With just four days to go before we fly, I've been in stores pretty much every day. We started packing three weeks ago, which seemed excessive at the time and seems pretty reasonable now. We've had several late night sessions where we've learnt how to fold wellies, compress sleeping bags and pad Daren drums, and things are coming together well.

Each person can take one bag of up to 23 kg. As these bags need to be useful on the mountain, everyone is bringing a rucksack rather than a wheely travel case. This reduces the volume a little bit, but we've managed to fit a complete caving kit, SRT equipment, sleeping bag and mat into every bag, and then topped it up with first aid kits, chisels, tents, crowbars, walkie talkies, GPS units, satellite phones, drills, bolts, drill bits, battery chargers, stoves, parachute cord....the list goes on!

In some cases, we were quite brutal with what we could take - here we are trimming a mat down to size for Cecilia!

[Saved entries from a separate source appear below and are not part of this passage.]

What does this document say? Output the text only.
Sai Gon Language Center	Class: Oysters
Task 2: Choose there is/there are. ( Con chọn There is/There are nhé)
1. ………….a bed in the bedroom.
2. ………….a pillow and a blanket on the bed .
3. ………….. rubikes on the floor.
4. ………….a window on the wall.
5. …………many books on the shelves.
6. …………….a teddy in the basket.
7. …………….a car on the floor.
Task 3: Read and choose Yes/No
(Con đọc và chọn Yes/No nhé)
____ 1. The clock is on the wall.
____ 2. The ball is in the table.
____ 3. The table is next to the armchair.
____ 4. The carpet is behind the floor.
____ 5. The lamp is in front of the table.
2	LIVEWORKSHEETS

We're fortunate that our contact in New Zealand, Kieran McKay has generously agreed to lend us many items, such as big stoves, pots, pans and even ropes, all of which are heavy and bulky. We just found out we have some additional funding (more on that when it's confirmed) so we're going to take one extra bag with 200m of 9mm diameter rope, as well as lots of extra goodies we otherwise might not have been able to carry, like a tripod, a powerful little stove and two quadcopters.

Food

We've also been working out what food to bring up the mountain. We've put together an online shop with a grocery store in NZ to get an idea of the price and weight. We're current under our budget of 600 GBP (1200 NZD) for food for eight people for eighteen days, with such interesting line items as 18 kg of peanuts and 17 kg of canned beans! Fortunately we're flying all of this up the mountain by helicopter, because carrying it in would be quite difficult.

Food is going to be quite simple: porridge with dried fruit and jam for breakfast, peanuts, dried fruit and cheese for lunch in the cave, or wraps with cheese, peanut butter and mackerel in base camp (I don't know about you, but I'd rather be in the cave!) and then lentil and bean slop atop carbohydrates (rice, cous cos, smash or pasta) for dinner. Delicious.